CFG of natural language grammar ¶
现在继续考虑自然语言。我们只考虑最简单的句子结构,不考虑时态、时体的话,可以构造这样一个 CFG
- (句子 → 名词短语 + 动词短语)
- (纯名词)
- (形容词 + 名词)
- (不及物动词 e.g. 上班)
- (及物动词 e.g. 打宿傩)
- (双宾语及物动词 e.g. 给它一本书)
现在考虑一个从句也可以修饰一个名词,例如 “打宿傩的我”,因此又可以构造回环
Implement by Rust ¶
现在已经有了 CFG,需要考虑的是如何实现它。显而易见的,我们可以用一个 enum
存放可能出现的 Variables,并用 match
匹配 terminals. 因此我们能写出类似这样的代码:
enum CFGSymbol {
Sentence,
NP,
VP,
N,
VInt,
VTra,
VDit,
ADJ,
ADV,
}
fn expand_str(symbol: &CFGSymbol) -> Option<&'static [&'static str]> {
Some(match symbol {
N => &["小豆泥", "薯条", "葡萄", "咖啡"],
VInt => &["上班", "发疯"],
VTra => &["吃", "摸"],
VDit => &["给", "送给"],
ADJ => &["可爱的", "好吃的"],
ADV => &["超大声地", "超小声地"],
_ => return None,
})
}
关于 Rules,如果打算用常量存储,就不能用 Vec
。
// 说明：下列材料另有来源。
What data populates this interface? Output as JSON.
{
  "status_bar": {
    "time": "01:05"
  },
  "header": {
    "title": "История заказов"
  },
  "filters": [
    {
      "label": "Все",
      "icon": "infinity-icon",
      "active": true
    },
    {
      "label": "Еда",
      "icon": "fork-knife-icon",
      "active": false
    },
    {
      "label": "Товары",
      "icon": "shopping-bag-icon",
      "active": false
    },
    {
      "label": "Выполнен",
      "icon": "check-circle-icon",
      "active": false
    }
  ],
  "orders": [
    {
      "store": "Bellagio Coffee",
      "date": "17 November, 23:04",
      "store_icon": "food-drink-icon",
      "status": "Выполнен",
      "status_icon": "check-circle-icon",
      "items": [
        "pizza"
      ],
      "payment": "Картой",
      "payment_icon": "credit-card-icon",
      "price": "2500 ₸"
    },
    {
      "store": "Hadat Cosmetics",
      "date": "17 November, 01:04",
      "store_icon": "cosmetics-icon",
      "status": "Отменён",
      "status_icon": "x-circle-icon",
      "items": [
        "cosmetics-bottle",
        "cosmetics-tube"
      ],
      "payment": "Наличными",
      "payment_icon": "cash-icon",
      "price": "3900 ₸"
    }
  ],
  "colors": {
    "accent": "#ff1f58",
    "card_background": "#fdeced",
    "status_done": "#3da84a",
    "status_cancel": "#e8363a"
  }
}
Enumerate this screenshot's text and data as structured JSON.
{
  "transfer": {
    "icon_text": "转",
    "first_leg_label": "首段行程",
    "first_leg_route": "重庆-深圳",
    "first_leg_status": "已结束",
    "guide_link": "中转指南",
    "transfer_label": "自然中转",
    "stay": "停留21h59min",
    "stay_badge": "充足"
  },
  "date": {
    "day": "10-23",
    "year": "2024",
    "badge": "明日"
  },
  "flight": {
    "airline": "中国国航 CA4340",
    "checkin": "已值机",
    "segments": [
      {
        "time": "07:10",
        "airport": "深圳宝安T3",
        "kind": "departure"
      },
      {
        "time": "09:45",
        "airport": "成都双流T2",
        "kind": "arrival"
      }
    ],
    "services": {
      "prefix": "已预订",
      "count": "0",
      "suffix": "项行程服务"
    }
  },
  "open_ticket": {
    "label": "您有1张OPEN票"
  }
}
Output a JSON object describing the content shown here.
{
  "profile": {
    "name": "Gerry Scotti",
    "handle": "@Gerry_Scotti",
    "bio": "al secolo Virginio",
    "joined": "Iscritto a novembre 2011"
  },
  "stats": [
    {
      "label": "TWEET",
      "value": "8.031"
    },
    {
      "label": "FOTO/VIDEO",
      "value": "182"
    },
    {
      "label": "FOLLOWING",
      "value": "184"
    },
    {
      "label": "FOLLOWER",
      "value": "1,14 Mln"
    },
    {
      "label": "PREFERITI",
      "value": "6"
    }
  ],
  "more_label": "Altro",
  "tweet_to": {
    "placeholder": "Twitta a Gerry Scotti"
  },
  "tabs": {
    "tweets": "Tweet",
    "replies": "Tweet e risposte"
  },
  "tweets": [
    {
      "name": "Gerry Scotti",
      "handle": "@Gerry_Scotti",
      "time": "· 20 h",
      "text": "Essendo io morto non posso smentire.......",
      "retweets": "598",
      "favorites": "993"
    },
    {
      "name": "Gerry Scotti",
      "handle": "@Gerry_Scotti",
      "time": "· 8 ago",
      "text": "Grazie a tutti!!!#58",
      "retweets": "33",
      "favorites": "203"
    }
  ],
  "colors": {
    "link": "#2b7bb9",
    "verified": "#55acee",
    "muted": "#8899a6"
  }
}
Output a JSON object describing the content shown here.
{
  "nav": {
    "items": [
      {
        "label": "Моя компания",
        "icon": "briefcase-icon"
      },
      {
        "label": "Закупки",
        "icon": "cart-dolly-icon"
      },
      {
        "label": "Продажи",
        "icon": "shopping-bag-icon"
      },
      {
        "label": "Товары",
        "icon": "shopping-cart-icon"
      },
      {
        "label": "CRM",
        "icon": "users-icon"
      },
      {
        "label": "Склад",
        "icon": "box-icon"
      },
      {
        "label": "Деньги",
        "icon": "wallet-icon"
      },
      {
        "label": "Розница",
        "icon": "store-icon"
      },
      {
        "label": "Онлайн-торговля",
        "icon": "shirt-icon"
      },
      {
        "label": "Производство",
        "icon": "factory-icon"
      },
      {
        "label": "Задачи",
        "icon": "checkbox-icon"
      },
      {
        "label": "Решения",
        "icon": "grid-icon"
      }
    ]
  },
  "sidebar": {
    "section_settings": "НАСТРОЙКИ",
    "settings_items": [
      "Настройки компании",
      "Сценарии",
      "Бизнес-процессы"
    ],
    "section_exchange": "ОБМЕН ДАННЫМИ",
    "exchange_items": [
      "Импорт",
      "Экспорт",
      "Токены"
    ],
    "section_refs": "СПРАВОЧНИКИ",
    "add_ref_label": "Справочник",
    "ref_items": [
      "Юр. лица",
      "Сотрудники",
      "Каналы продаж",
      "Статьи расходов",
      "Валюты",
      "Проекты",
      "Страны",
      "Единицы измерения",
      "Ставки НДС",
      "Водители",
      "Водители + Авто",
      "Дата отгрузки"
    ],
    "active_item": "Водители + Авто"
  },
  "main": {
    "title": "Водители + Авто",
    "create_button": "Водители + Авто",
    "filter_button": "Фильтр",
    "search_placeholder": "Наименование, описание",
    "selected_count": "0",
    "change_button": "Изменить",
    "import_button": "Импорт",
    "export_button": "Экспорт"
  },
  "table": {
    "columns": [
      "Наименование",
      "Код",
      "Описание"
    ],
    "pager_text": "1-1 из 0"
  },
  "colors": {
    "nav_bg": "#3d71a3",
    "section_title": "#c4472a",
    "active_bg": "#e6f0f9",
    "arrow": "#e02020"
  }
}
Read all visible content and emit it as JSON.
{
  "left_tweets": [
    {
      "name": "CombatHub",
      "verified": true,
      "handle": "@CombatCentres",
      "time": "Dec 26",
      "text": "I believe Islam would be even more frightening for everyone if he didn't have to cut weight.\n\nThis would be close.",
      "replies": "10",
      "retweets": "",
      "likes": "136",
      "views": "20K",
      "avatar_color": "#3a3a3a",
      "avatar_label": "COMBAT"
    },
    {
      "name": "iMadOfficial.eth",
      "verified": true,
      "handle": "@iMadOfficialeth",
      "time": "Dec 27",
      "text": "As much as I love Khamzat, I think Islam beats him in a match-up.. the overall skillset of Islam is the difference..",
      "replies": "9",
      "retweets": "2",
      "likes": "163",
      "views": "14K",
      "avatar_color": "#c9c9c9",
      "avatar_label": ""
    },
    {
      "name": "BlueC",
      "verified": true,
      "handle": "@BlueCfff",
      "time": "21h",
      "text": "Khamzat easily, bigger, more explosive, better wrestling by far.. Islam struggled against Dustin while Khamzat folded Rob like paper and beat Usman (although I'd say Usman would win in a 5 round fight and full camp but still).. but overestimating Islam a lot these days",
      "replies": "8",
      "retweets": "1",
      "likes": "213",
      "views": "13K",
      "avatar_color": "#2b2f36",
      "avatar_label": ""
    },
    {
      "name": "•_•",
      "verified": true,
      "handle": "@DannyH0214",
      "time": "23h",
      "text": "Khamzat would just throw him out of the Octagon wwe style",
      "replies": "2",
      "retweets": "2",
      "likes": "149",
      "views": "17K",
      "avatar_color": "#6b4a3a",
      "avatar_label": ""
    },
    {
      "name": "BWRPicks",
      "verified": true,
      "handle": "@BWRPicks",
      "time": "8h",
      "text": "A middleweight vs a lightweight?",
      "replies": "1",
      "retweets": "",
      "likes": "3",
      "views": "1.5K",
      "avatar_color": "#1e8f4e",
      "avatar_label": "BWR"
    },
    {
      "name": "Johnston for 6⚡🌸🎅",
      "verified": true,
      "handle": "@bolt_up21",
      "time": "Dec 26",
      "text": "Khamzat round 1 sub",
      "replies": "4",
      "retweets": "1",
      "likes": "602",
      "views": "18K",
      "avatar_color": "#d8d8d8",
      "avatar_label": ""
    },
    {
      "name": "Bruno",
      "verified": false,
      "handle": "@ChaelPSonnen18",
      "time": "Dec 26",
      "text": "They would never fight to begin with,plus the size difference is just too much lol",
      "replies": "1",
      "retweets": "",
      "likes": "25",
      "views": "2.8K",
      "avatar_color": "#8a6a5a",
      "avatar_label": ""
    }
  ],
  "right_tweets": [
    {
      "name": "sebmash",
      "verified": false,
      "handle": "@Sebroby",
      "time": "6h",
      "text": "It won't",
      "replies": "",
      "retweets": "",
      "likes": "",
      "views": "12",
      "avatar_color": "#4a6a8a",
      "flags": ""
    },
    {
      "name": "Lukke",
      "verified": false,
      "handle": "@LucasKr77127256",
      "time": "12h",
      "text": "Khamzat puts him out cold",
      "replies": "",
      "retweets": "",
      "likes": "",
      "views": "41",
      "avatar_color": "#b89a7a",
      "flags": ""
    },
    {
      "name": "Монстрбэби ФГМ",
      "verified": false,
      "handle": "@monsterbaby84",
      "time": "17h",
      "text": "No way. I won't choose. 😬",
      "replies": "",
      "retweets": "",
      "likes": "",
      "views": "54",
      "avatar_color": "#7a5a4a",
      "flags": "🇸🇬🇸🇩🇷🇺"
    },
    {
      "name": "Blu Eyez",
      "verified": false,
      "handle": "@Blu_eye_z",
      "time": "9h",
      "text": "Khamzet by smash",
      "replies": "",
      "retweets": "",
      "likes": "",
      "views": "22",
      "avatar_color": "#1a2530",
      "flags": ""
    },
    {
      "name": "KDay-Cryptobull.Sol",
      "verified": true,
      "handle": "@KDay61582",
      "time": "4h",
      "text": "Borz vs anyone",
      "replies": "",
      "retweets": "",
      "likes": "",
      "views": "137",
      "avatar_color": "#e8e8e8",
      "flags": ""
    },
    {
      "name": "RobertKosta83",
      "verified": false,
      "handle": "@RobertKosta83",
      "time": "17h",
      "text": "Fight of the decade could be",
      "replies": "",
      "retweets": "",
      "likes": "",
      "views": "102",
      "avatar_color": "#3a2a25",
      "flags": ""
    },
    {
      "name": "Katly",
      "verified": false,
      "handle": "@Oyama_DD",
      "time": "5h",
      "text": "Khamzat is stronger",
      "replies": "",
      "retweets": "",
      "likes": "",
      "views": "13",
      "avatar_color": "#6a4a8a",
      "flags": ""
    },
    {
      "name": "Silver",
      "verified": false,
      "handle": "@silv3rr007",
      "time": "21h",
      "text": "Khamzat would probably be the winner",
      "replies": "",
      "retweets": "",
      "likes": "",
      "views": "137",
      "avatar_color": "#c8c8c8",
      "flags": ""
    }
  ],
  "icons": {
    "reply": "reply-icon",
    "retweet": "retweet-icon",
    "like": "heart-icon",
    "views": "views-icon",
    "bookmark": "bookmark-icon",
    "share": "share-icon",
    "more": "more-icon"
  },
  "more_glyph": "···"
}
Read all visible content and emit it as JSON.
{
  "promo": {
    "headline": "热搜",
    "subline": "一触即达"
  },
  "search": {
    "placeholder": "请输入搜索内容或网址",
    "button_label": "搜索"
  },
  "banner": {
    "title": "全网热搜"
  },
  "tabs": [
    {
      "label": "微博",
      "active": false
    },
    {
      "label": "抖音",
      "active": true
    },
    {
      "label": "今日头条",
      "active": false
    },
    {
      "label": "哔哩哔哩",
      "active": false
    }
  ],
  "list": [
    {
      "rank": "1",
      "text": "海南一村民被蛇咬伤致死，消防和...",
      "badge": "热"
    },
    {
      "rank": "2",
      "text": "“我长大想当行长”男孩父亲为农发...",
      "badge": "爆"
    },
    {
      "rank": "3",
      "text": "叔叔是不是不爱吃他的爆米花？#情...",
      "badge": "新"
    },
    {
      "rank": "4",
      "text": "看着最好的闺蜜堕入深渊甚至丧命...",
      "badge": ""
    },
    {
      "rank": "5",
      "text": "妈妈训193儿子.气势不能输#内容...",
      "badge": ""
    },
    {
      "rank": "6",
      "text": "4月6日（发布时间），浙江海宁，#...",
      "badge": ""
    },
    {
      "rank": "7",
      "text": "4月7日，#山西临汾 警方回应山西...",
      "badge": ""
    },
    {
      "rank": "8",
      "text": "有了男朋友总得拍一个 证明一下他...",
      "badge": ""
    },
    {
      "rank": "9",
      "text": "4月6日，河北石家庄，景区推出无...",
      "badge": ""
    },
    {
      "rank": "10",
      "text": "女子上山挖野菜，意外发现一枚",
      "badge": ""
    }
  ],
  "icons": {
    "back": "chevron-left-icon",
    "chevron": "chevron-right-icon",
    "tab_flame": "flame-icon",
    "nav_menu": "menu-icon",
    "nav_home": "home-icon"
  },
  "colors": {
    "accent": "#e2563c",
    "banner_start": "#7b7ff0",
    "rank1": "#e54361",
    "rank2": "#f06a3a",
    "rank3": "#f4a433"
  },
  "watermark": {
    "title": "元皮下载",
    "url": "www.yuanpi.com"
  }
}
但没关系,我们可以用固定的数组配合元组描述一个规则。可以让
写作
(S, &[A1, A2, /* ... */, An])
于是我们可以写出 CFG 规则
const CFG_RULES: &[(CFGSymbol, &[CFGSymbol])] = &[
(Sentence, &[NP, VP]),
(NP, &[Ns]),
(Ns, &[N]),
(Ns, &[ADJ, N]),
(Ns, &[VP, CharDe, N]),
(Ns, &[ADJ, N]),
(VP, &[Vs]),
(VP, &[ADV, Vs]),
(Vs, &[VInts]),
(Vs, &[VTras]),
(Vs, &[VDits]),
(VInts, &[VInt]),
(VTras, &[VTra, NP]),
(VDits, &[VDitts, NP, NP]),
];
剩下的工作就简单了:从规则一条条推导,随机选择一条推导规则继续,直到所有 Symbol 都是 terminal 就生成了一条随机的句子。
完整代码(没必要看的)
extern crate rand;
extern crate wasm_bindgen;
use rand::seq::SliceRandom;
use wasm_bindgen::prelude::*;
#[derive(std::fmt::Debug, PartialEq, Eq)]
enum CFGSymbol {
/// 句子
Sentence,
/// 名词短语
NP,
Ns,
/// noun. 名词
N,
/// 动词短语
VP,
Vs,
/// adj. 形容词
ADJ,
/// Transitive (单宾语)及物动词
VTra,
/// 单宾语及物动词,后置
VTra2,
VTras,
/// Intransitive 不及物动词
VInt,
VInts,
/// Ditransitive 双宾语及物
VDit,
VDitts,
VDits,
/// adv. 副词
ADV,
// 把/被
CharBaBei,
// 的
CharDe,
}
use crate::CFGSymbol::*;
// S -> SS, + 概率权重
const CFG_RULES: &[(CFGSymbol, &[CFGSymbol], i32)] = &[
(Sentence, &[NP, VP], 5), // S V O 结构
(Sentence, &[NP, CharBaBei, NP, VTra2], 1), // noun. 把/被 noun. verb-tra.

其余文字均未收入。